Shin additionally cited U.S. President Donald Trump’s more and more unconventional actions for the reason that begin of 2026, together with the U.S. seize of Venezuelan President Nicolas Maduro and Washington’s aggressive push to accumulate Greenland, an autonomous territory of Denmark.
The Japanese yen’s weak spot has additionally been cited as an element behind the received’s latest decline, amid shut coupling between the 2 currencies.
The yen fell on hypothesis of a snap common election in February, with market observers anticipating Prime Minister Sanae Takaichi to win a decrease home majority and pursue aggressive fiscal insurance policies, elevating considerations over Japan’s financial system.
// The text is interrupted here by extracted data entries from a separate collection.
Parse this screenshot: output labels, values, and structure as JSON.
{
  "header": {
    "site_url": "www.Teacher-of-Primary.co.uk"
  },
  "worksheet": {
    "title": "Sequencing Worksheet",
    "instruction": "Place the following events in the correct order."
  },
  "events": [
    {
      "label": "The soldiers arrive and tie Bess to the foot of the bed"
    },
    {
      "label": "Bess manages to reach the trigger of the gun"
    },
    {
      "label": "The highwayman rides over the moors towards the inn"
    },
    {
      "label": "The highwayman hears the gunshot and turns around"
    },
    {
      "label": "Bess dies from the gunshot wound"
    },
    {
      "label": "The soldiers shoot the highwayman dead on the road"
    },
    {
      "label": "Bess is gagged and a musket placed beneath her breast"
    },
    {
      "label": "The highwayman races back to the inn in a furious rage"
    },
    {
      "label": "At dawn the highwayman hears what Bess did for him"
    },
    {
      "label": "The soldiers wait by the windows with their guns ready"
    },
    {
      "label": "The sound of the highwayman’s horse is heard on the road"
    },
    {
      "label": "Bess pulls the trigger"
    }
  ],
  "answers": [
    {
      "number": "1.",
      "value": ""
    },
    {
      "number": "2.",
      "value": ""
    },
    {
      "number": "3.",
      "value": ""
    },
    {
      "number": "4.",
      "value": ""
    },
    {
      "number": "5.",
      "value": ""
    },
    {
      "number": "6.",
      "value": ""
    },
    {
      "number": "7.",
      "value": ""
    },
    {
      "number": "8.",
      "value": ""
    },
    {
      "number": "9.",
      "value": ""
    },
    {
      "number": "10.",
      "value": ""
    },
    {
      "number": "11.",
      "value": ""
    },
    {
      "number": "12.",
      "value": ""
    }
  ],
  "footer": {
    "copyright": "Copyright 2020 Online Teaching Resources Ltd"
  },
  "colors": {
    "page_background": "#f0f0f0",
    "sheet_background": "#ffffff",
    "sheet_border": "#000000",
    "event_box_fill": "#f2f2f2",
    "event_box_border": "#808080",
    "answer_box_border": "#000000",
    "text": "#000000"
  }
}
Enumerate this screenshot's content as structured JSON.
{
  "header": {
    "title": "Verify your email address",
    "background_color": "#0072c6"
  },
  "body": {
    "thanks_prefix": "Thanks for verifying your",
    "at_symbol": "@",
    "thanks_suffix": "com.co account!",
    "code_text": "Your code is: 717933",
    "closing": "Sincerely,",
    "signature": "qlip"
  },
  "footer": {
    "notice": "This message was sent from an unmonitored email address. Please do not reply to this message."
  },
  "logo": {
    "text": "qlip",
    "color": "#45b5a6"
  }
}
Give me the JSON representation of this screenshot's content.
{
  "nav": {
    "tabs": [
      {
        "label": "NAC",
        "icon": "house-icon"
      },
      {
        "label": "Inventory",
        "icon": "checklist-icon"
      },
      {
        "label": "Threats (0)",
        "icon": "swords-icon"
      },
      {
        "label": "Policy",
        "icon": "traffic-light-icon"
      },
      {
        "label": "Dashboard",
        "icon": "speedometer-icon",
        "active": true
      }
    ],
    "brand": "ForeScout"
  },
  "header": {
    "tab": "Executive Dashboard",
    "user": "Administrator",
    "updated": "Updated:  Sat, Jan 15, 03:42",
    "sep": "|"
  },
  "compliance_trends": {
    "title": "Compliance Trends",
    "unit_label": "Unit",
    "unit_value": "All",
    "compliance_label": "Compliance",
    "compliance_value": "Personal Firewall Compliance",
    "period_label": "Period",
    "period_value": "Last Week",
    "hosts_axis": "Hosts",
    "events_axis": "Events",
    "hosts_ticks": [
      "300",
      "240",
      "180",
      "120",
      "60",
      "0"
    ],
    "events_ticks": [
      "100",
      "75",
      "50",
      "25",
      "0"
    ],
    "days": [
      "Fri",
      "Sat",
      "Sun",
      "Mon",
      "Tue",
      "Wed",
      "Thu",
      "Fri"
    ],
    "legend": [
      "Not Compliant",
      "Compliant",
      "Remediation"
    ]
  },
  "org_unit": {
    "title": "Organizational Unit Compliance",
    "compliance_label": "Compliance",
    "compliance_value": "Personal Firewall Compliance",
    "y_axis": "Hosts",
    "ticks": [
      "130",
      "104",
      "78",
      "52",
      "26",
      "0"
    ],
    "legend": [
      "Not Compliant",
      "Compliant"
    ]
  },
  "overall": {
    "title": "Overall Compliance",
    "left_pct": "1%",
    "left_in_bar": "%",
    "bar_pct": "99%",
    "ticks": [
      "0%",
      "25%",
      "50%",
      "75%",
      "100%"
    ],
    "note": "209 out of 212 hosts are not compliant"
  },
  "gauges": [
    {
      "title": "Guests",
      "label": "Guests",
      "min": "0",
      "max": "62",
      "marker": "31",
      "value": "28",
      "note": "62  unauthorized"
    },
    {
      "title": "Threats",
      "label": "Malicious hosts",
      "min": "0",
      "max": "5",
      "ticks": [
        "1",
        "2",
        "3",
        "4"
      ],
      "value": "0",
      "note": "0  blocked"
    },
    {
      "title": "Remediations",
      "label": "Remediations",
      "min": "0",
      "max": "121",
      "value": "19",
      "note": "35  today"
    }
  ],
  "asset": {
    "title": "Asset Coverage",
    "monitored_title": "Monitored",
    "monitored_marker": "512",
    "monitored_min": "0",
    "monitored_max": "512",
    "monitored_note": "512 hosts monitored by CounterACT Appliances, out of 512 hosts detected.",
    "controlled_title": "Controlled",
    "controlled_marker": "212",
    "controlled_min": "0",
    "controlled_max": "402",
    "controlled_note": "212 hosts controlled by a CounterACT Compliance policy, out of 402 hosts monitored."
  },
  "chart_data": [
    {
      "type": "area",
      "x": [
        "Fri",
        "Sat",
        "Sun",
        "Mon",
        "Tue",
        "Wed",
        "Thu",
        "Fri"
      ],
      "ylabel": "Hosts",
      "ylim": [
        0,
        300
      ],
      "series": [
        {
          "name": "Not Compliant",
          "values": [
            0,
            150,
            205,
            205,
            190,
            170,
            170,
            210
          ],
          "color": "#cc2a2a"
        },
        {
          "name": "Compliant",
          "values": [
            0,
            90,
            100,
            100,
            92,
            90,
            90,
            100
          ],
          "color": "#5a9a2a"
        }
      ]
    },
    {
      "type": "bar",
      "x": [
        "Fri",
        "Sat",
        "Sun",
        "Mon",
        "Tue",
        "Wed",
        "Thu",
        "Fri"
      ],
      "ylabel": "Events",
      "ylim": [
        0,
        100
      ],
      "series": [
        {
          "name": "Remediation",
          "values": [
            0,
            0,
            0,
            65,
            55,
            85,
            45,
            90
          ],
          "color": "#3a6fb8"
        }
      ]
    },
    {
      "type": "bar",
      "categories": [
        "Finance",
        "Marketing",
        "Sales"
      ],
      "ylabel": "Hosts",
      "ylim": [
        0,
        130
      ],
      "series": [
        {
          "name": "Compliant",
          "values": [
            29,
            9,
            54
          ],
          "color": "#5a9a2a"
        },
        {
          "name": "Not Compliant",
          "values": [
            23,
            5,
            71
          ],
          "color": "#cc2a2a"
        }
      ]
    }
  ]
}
Woori Financial institution analyst Park Hyun-joong predicted that the received may weaken to the 1,480-level per greenback if authorities don’t implement corresponding measures to handle geopolitical dangers.
“The 1,480-level was recognized as the primary resistance level final 12 months, and we may attain it as early as the primary quarter,” he mentioned.
In the meantime, Minister of Financial system and Finance Koo Yun-cheol is accompanying working-level officers on overseas alternate coverage in his go to to the U.S. this week to attend a gathering of G20 finance ministers.
The transfer is elevating hypothesis that the federal government is contacting the U.S. facet to stabilize the received’s volatility.